Here is a photo that gives an idea of the placement of castillos. You will also notice how the mamposteo is based on the floor plan and will support each and every wall, inside and out. The walls of bricks and cement blocks will be first erected vertically, then tied at both the top and bottom to the castillos, thus solidly anchored horizontally. Vertically then, a form will be built around the open parts of the castillos and concrete will be poured into the forms. I wouldn’t be surprised if my casita lasted as long as the pyramids… And we don’t even get earthquakes or other natural disasters here in the wonderful and safe state of Querétaro!

Castillos 005-1

The next photos show two different types of castillos : this one is prefabricated and referred to as Armex:

Castillos 004-1The next one is made of 4 re-bars (3/8 inch) cut to desired height and around which annillos or rings (which happen to be rectangular…one word fits all) are affixed by the mason with metal wire. Here’s what it looks like. They are sturdier than regular Armex. I’m told that the corners are crucial for integrity of both the walls and the ceiling.

Castillos 020-1








In the case of the holes in the mamposteo, they went pretty deep. The soil had to be excavated until the solid layer of tepetate (calcium carbonate many meters deep) could be encountered. So I had to ask the mason to elevate the bottom of the base to leave about 70 cm. height for anchoring the castillos. Solid planks or whatever could serve to complete a form in which concrete was poured with larger stones added to make a more solid base for the castillos. These forms are removed when the concrete is sufficiently matured. Afterwards, the trench in which the mason works will be filled with soil or tepetate or… whatever material is available and cheap. The photo on the right shows how deep the trench was made to arrive at the solid level of tepetate.

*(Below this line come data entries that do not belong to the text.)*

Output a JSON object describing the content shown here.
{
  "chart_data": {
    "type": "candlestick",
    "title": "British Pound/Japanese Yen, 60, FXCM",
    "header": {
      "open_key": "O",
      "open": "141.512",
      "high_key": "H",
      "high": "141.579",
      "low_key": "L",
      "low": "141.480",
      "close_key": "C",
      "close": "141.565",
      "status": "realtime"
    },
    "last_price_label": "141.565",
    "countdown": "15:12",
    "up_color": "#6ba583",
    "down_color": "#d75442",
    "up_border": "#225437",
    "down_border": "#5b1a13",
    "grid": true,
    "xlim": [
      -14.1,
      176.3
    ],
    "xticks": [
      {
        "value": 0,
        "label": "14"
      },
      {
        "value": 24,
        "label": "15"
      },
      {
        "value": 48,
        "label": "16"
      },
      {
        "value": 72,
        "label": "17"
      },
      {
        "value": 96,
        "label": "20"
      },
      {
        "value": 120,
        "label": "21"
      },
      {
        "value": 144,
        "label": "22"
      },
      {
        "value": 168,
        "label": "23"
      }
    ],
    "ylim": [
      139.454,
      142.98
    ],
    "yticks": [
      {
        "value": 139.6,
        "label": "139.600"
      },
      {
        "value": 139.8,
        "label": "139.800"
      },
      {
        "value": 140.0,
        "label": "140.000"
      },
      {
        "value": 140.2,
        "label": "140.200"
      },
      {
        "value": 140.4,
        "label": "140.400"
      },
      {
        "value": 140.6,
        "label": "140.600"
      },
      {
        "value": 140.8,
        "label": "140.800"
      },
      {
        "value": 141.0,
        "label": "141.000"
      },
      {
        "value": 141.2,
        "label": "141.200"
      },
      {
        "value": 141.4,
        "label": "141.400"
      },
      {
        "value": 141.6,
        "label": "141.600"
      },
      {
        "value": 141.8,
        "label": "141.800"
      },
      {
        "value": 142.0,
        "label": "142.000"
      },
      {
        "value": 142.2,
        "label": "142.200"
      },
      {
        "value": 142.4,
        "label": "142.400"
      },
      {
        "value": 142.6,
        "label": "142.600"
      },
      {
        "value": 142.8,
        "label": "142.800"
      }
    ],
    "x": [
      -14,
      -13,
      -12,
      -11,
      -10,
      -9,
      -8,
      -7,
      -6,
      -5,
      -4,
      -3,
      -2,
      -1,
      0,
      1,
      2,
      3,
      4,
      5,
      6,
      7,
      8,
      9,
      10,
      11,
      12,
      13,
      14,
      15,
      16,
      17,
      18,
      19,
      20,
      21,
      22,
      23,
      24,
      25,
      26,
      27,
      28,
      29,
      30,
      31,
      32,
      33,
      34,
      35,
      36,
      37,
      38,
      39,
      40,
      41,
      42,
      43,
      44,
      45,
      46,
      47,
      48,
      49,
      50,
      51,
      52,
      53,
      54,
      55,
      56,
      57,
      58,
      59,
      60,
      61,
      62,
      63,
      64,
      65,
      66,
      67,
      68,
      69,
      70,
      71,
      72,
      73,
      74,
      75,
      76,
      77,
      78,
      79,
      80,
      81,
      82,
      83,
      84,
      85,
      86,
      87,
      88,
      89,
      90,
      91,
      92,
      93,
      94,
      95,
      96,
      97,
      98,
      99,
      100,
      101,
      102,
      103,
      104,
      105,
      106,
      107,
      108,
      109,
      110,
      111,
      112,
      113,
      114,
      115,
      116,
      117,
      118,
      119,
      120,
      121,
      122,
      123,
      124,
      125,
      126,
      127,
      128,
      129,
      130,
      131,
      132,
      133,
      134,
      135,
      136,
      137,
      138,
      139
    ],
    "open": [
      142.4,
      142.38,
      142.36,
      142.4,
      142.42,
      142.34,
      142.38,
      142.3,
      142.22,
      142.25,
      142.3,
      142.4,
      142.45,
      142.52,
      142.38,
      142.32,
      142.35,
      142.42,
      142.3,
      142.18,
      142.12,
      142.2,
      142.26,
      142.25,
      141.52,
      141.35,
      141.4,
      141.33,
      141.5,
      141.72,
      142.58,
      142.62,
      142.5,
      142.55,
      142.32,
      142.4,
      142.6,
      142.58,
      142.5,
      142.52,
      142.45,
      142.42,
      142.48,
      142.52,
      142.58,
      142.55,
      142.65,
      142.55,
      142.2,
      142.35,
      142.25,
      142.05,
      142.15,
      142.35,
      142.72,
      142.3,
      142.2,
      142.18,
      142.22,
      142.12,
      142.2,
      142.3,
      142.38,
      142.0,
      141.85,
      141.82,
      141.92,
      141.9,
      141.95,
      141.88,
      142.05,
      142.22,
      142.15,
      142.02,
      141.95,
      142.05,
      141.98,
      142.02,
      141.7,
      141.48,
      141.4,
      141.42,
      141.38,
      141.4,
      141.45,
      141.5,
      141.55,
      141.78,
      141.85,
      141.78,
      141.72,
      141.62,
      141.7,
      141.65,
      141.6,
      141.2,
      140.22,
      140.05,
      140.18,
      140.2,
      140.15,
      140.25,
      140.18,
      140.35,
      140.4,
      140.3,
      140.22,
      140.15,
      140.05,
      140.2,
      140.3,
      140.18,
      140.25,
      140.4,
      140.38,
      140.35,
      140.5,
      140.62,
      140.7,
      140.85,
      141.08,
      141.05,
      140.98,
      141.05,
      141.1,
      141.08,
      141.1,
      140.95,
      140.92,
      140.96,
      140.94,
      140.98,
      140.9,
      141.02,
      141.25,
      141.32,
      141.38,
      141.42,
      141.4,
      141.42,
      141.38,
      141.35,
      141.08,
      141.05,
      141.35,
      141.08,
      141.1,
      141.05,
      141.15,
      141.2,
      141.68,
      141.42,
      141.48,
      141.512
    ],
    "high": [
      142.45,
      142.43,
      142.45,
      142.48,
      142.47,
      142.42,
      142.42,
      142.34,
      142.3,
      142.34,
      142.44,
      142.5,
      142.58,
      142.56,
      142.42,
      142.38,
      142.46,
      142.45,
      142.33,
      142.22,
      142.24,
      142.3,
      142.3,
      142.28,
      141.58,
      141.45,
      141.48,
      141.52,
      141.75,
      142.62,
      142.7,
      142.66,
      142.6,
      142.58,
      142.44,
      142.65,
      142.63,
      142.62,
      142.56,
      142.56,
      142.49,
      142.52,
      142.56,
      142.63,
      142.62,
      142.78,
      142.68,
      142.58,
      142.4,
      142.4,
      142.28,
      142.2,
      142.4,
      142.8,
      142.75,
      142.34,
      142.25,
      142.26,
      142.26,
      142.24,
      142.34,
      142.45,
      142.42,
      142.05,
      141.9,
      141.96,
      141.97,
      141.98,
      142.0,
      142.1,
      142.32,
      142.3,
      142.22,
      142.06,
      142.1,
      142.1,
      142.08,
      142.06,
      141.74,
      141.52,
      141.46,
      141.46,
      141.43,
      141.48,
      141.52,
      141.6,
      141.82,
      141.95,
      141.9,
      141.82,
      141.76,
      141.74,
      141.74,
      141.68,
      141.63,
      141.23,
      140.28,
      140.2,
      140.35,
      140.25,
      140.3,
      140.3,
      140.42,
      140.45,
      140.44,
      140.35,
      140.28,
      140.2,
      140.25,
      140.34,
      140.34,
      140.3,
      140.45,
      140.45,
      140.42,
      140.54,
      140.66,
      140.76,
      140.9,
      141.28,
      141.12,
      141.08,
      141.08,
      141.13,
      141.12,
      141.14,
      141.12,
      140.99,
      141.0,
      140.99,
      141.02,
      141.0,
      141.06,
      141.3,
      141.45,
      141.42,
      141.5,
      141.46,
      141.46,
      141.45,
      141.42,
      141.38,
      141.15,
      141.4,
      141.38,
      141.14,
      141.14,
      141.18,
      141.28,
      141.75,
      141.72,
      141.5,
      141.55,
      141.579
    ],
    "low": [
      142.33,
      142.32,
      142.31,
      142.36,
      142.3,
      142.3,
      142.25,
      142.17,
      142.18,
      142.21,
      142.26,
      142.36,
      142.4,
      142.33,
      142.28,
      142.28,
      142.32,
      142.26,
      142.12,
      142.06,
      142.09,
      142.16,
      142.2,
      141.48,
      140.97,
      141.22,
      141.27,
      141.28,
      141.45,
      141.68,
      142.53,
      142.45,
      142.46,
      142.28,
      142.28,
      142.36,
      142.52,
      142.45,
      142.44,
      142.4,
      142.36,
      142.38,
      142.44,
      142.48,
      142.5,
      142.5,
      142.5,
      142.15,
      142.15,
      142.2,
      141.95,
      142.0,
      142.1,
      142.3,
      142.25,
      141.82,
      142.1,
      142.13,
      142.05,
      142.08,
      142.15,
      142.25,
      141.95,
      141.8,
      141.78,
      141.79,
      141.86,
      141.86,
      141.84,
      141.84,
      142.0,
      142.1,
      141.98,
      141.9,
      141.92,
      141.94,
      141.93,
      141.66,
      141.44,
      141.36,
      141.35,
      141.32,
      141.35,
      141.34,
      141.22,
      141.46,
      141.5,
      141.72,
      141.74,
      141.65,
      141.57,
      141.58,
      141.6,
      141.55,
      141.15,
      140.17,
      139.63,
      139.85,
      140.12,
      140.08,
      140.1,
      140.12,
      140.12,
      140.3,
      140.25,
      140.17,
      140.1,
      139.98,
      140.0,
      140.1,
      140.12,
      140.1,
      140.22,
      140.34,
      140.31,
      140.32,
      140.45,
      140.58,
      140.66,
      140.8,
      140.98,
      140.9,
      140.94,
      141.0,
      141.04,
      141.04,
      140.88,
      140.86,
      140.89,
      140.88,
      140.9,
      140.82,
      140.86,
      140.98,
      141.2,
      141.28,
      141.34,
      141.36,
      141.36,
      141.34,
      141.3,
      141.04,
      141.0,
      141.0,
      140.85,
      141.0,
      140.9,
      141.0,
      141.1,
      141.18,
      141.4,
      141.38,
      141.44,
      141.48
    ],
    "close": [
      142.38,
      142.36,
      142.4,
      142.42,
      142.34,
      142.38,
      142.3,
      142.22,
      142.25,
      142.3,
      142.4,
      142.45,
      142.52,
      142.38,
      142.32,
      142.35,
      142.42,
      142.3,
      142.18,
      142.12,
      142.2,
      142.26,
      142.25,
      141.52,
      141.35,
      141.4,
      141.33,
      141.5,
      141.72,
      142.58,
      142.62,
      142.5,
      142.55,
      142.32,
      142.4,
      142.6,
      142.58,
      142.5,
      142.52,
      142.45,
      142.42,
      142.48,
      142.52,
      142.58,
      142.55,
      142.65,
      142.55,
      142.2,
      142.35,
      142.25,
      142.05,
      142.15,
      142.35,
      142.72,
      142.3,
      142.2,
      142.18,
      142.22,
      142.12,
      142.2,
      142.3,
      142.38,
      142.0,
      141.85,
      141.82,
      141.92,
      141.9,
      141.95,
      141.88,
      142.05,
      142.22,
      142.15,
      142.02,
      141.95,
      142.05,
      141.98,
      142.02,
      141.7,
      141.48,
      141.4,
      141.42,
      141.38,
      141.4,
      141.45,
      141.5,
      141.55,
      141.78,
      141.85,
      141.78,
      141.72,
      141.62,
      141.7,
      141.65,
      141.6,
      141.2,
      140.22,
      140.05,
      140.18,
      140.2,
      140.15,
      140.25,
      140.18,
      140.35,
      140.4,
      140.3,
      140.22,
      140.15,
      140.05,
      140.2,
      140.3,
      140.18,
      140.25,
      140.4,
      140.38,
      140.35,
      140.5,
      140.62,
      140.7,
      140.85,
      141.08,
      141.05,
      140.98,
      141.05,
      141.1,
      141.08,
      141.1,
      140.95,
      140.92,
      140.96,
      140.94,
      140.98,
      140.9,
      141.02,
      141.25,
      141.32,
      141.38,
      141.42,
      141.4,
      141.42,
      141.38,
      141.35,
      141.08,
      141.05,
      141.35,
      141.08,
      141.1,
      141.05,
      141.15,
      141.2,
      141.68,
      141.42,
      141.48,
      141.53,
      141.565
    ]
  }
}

Castillos 014-1Castillos 018-1

Much earlier than I had thought, I ran out of materials. The mortar mix for the stone build-up is 4 parts lime to one part cement. The mix for concrete besides gravel is pure cement and sand. At that rate I ran out of cement pretty quickly.

Here were my costs:

20 bags of cement at $110 each               2200 pesos

25 bags of lime at $35 each                       875 “

1 load of sand                                          650 “

11 varillas (re-bars) at $87 each                 957 “

4 varillas at $89 each (price increase)          356 “

65 kg annillos at $15.96/kg                         958 “

5 kg metal wire at $112/kg                           80 “

9 Armex castillos at $112 each                   1008 “

Manpower 1 week                                    2600 “

Manpower week 2 less 2 days                    1530 “


                                            Total     $11,214 pesos

For ease of reading, I have rounded the amounts.

Since I will return to construction only at the end of August, this should leave me time to make a table that will make the reading of the costs easier to read. 

I also intend to work (I may have said this earlier?) on my other blog, which has been seriously neglected.

1 comment:

RunNRose said...

Hi. I'm glad to know that your house construction is moving right along! Please convert the money to U.S. dollars. You used the dollar sign, but then you talked about pesos. My brain only functions with dollars!